Tonight I mixed water and peat, getting ready to plant again, as I have, as I will, so long as I can. Tomorrow I sow the pepper seeds, in two weeks the tomato seeds.
And so it starts again.
I pray that my students remember this much--that they were able to grow food in class, with little more than tiny seeds, light, and water, that they are part of this miracle of life, that ultimately the things that matter are ours through grace.
Not through government, or cash, or the gametes of a couple of wealthy Americans who happened to get together.
A child learns that she is part of something bigger than mere human culture becomes someone to be reckoned with.
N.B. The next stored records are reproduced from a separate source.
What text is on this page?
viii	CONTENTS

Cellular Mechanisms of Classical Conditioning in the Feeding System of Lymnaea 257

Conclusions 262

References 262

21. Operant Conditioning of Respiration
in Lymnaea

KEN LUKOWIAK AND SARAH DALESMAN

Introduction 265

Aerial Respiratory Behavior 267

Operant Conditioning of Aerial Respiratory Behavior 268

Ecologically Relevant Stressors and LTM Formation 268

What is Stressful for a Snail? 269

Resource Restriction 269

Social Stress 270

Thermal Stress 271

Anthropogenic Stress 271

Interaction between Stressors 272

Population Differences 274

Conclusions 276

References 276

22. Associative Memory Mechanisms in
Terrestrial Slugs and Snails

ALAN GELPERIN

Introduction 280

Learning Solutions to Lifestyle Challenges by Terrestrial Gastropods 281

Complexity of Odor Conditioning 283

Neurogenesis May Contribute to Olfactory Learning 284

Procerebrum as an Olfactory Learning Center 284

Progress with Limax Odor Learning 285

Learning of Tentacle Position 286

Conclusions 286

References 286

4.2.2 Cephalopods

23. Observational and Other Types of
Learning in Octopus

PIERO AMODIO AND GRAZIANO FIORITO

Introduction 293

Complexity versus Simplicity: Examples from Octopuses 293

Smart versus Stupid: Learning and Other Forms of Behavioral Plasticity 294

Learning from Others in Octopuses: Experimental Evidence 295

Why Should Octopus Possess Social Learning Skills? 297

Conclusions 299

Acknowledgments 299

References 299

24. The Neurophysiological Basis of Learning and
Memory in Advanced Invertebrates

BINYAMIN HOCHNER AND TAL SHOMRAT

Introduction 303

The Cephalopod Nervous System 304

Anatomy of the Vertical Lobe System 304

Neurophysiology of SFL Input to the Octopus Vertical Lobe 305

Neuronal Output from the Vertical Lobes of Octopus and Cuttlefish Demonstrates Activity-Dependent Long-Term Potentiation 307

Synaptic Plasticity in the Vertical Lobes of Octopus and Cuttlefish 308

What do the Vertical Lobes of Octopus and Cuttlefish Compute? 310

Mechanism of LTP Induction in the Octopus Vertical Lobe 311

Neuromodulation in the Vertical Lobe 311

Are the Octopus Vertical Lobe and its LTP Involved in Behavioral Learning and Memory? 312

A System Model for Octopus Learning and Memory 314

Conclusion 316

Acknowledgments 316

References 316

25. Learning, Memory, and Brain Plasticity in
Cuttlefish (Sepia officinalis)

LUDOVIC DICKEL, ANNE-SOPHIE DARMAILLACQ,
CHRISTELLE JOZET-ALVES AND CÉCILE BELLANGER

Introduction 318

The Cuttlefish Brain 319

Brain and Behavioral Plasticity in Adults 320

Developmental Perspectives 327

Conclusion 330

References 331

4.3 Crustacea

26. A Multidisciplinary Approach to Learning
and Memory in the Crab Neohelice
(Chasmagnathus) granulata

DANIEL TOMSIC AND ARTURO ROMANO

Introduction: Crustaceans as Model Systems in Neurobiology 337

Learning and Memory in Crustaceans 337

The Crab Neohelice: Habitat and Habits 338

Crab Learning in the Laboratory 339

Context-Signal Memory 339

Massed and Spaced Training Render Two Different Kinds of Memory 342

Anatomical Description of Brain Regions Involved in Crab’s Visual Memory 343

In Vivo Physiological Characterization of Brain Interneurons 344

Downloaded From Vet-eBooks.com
No matter what happens on Wall Street today, or in Trenton today, or in D.C., water will start to seep into the seeds I sow, and awaken an embryo every bit as alive as I am, and it will ache to reach the sun.
Everything we eat comes from the ground, and everything we eat will return to the ground, as will each of us.
This week I got to meet a couple of folks with a whole lot more human power than I'll ever have, or ever want, folks who rule over abstract concepts using abstract ideas, tossing around abstract half-truths that they either believe (bad) or not (worse).
Planting last fall's seeds into the ground with my hands, a very human act, reminds me of my place. We are all all bound, literally, to the earth. Holding a handful of good soil does me good.
Plants above grown in Room B362, by my students.